Do you have any clues? if yes, then please mention it on the comment section.

To me the possible differentials would be-

1. Duchenne muscular dystrophy (though unlikely to have normal CPK)
2. Juvenile SMA type-3 (Kugelberg-welander disease)
3. Limb-girdle muscle dystrophy
4. Hoffman's disease (Hypothyroid myopathy)



Tuesday, March 1, 2016

Droopy eyes-Mystry solved!


This young female patient came to the ER with the c/o severe generalized weakness, double vision, drooping of eyelids. She first went to some local eye doctor thinking of it as conjunctivitis or stye but the doctor could not quite make out the diagnosis and advised her to get a CT scan of brain. But due to the increasing severity of her disease one day she came to our hospital emergency room.
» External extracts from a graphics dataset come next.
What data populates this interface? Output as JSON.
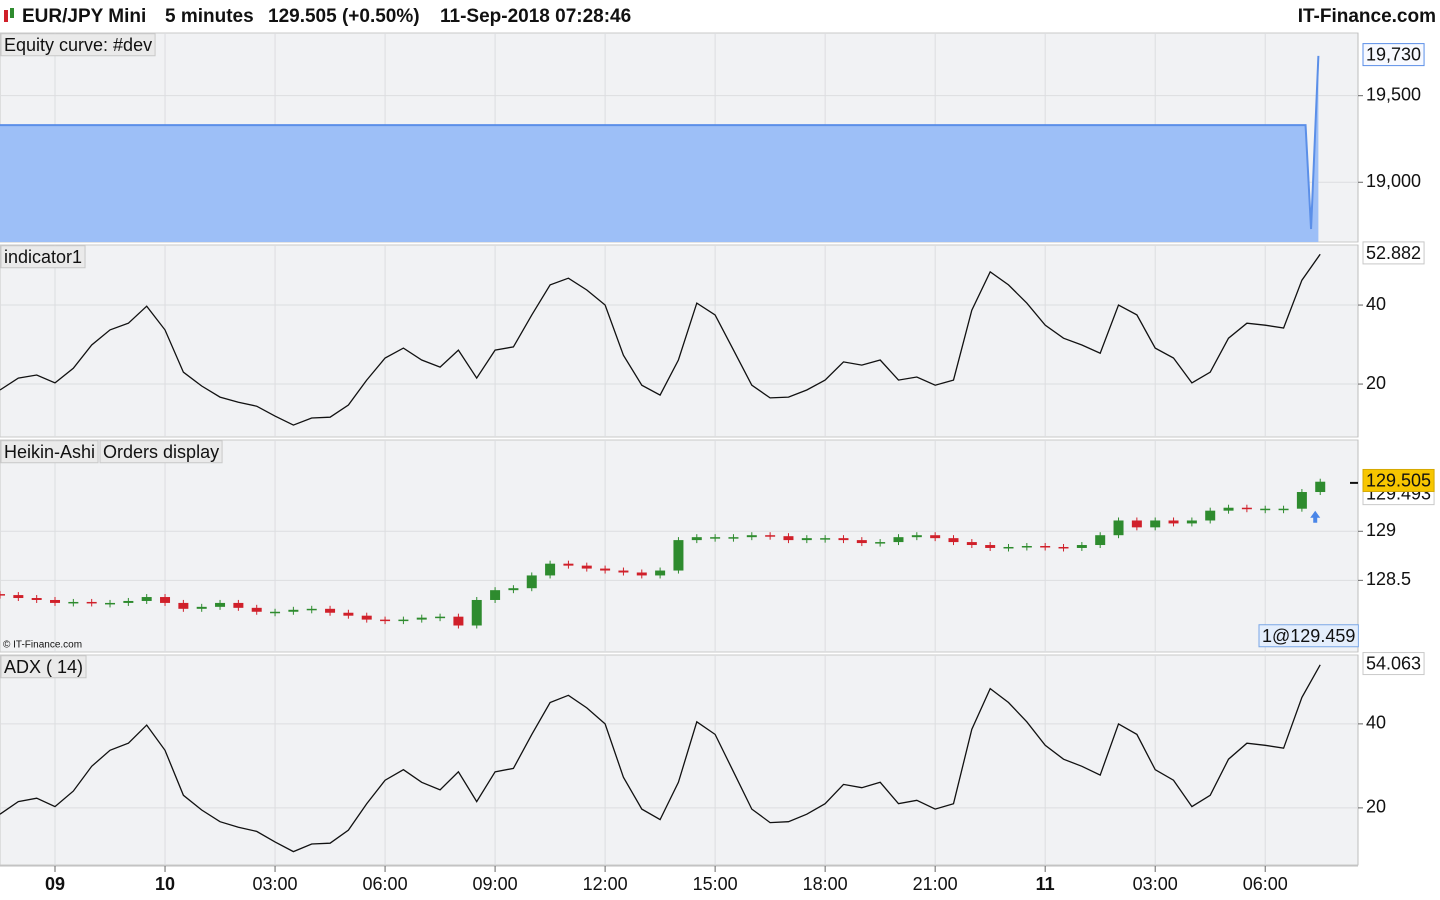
{
  "header": {
    "instrument": "EUR/JPY Mini",
    "period": "5 minutes",
    "quote": "129.505 (+0.50%)",
    "datetime": "11-Sep-2018 07:28:46",
    "brand": "IT-Finance.com"
  },
  "xaxis": {
    "xlim": [
      -1.5,
      35.53
    ],
    "xticks": [
      {
        "value": 0,
        "label": "09"
      },
      {
        "value": 3,
        "label": "10"
      },
      {
        "value": 6,
        "label": "03:00"
      },
      {
        "value": 9,
        "label": "06:00"
      },
      {
        "value": 12,
        "label": "09:00"
      },
      {
        "value": 15,
        "label": "12:00"
      },
      {
        "value": 18,
        "label": "15:00"
      },
      {
        "value": 21,
        "label": "18:00"
      },
      {
        "value": 24,
        "label": "21:00"
      },
      {
        "value": 27,
        "label": "11"
      },
      {
        "value": 30,
        "label": "03:00"
      },
      {
        "value": 33,
        "label": "06:00"
      }
    ],
    "x": [
      -1.5,
      -1,
      -0.5,
      0,
      0.5,
      1,
      1.5,
      2,
      2.5,
      3,
      3.5,
      4,
      4.5,
      5,
      5.5,
      6,
      6.5,
      7,
      7.5,
      8,
      8.5,
      9,
      9.5,
      10,
      10.5,
      11,
      11.5,
      12,
      12.5,
      13,
      13.5,
      14,
      14.5,
      15,
      15.5,
      16,
      16.5,
      17,
      17.5,
      18,
      18.5,
      19,
      19.5,
      20,
      20.5,
      21,
      21.5,
      22,
      22.5,
      23,
      23.5,
      24,
      24.5,
      25,
      25.5,
      26,
      26.5,
      27,
      27.5,
      28,
      28.5,
      29,
      29.5,
      30,
      30.5,
      31,
      31.5,
      32,
      32.5,
      33,
      33.5,
      34,
      34.5
    ]
  },
  "chart_data": [
    {
      "type": "area",
      "title": "Equity curve: #dev",
      "ylim": [
        18655,
        19862
      ],
      "yticks": [
        {
          "value": 19000,
          "label": "19,000"
        },
        {
          "value": 19500,
          "label": "19,500"
        }
      ],
      "x": [
        -1.5,
        34.1,
        34.25,
        34.45
      ],
      "values": [
        19330,
        19330,
        18730,
        19730
      ],
      "last_label": "19,730",
      "color": "#5b8fe8",
      "fill": "#9dbff7"
    },
    {
      "type": "line",
      "title": "indicator1",
      "ylim": [
        6.6,
        55.2
      ],
      "yticks": [
        20,
        40
      ],
      "color": "#111111",
      "values": [
        18.5,
        21.5,
        22.3,
        20.3,
        24,
        29.9,
        33.7,
        35.4,
        39.7,
        33.7,
        23,
        19.5,
        16.7,
        15.4,
        14.4,
        11.9,
        9.6,
        11.4,
        11.6,
        14.7,
        21,
        26.6,
        29.1,
        26.1,
        24.3,
        28.6,
        21.5,
        28.6,
        29.4,
        37.5,
        45.1,
        46.8,
        43.8,
        40,
        27.3,
        19.7,
        17.2,
        26.1,
        40.5,
        37.5,
        28.6,
        19.7,
        16.5,
        16.7,
        18.5,
        21,
        25.6,
        24.8,
        26.1,
        21,
        21.8,
        19.7,
        21,
        38.7,
        48.4,
        45.1,
        40.5,
        34.9,
        31.6,
        29.9,
        27.8,
        40,
        37.5,
        29.1,
        26.6,
        20.3,
        23,
        31.6,
        35.4,
        34.9,
        34.2,
        46.3,
        52.882
      ]
    },
    {
      "type": "candlestick",
      "title": "Heikin-Ashi",
      "subtitle": "Orders display",
      "ylim": [
        127.77,
        129.93
      ],
      "yticks": [
        128.5,
        129
      ],
      "up_color": "#2e8b2e",
      "down_color": "#d0202a",
      "marker": 129.493,
      "order_label": "1@129.459",
      "copyright": "© IT-Finance.com",
      "open": [
        128.36,
        128.35,
        128.32,
        128.3,
        128.27,
        128.28,
        128.27,
        128.27,
        128.29,
        128.33,
        128.27,
        128.21,
        128.23,
        128.27,
        128.22,
        128.18,
        128.18,
        128.2,
        128.21,
        128.17,
        128.14,
        128.1,
        128.09,
        128.1,
        128.12,
        128.13,
        128.04,
        128.3,
        128.4,
        128.42,
        128.55,
        128.67,
        128.65,
        128.62,
        128.6,
        128.58,
        128.55,
        128.6,
        128.91,
        128.94,
        128.94,
        128.94,
        128.96,
        128.95,
        128.91,
        128.93,
        128.93,
        128.91,
        128.88,
        128.89,
        128.94,
        128.96,
        128.93,
        128.89,
        128.86,
        128.83,
        128.84,
        128.85,
        128.84,
        128.83,
        128.86,
        128.96,
        129.11,
        129.04,
        129.11,
        129.08,
        129.11,
        129.21,
        129.24,
        129.23,
        129.23,
        129.23,
        129.4
      ],
      "close": [
        128.35,
        128.32,
        128.3,
        128.27,
        128.28,
        128.27,
        128.27,
        128.29,
        128.33,
        128.27,
        128.21,
        128.23,
        128.27,
        128.22,
        128.18,
        128.18,
        128.2,
        128.21,
        128.17,
        128.14,
        128.1,
        128.09,
        128.1,
        128.12,
        128.13,
        128.04,
        128.3,
        128.4,
        128.42,
        128.55,
        128.67,
        128.65,
        128.62,
        128.6,
        128.58,
        128.55,
        128.6,
        128.91,
        128.94,
        128.94,
        128.94,
        128.96,
        128.95,
        128.91,
        128.93,
        128.93,
        128.91,
        128.88,
        128.89,
        128.94,
        128.96,
        128.93,
        128.89,
        128.86,
        128.83,
        128.84,
        128.85,
        128.84,
        128.83,
        128.86,
        128.96,
        129.11,
        129.04,
        129.11,
        129.08,
        129.11,
        129.21,
        129.24,
        129.23,
        129.23,
        129.23,
        129.4,
        129.505
      ]
    },
    {
      "type": "line",
      "title": "ADX ( 14)",
      "ylim": [
        6.4,
        56.4
      ],
      "yticks": [
        20,
        40
      ],
      "color": "#111111",
      "values": [
        18.5,
        21.5,
        22.3,
        20.3,
        24,
        29.9,
        33.7,
        35.4,
        39.7,
        33.7,
        23,
        19.5,
        16.7,
        15.4,
        14.4,
        11.9,
        9.6,
        11.4,
        11.6,
        14.7,
        21,
        26.6,
        29.1,
        26.1,
        24.3,
        28.6,
        21.5,
        28.6,
        29.4,
        37.5,
        45.1,
        46.8,
        43.8,
        40,
        27.3,
        19.7,
        17.2,
        26.1,
        40.5,
        37.5,
        28.6,
        19.7,
        16.5,
        16.7,
        18.5,
        21,
        25.6,
        24.8,
        26.1,
        21,
        21.8,
        19.7,
        21,
        38.7,
        48.4,
        45.1,
        40.5,
        34.9,
        31.6,
        29.9,
        27.8,
        40,
        37.5,
        29.1,
        26.6,
        20.3,
        23,
        31.6,
        35.4,
        34.9,
        34.2,
        46.3,
        54.063
      ]
    }
  ]
}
Fortunately, I was on duty at that time, so, I got the opportunity to examine the patient at the first visit. She had bilateral asymmetrical ptosis along with near total ophthalmoplegia in her both eye. Her power in the upper limb was of grade-3+ and in the lower limb grade-2+. Her muscle tone and tendon jerks were diminished in the both upper & lower limb but bladder bowel function was unaltered. She had an intact sensory system functioning and her cranial nerves other than IIIrd, IVth & Vth was absolutely normal. She neither had diabetes/hypertension nor any major illness in the past. There was no h/o snake bite or intake of adulterated food in the recent past. To rule out any gross intracranial pathology, I asked her immediately to get a CT scan of brain which came completely normal. At this stage I was a bit puzzled. What could be the diagnosis??

 But then one possibility clicked in my mind, I gave her Neostigmine (Myostigmine) injection test dose 1.5 mg IM along with inj. Atropine 0.4 mg IV stat. After a while, when I was busy in attending other patients, her husband came through and asked me to have a look at her wife. I was totally shocked when I saw her sitting in the bed, smiling and looking brightly at me. Her ptosis, ophthalmoplegia, limb weakness were seemed to have vanished like a magic. She and her husband both were very happy and expressed their gratitude to me. She was then admitted in the ward and on further evaluation her N-Ach receptor Antibody titre was found to be highly elevated, electrodiagnostic test with RNST was also corroborative with the diagnosis. CECT of mediastinum was done too in which thymoma was detected. So, we got the diagnosis now, it is Myasthenia gravis.
She was started on Tab Gravitor 60 mg TDS along with Tab. Prednisolone 30 mg OD. She improved eventually and was referred to a specialized center for thymectomy surgery.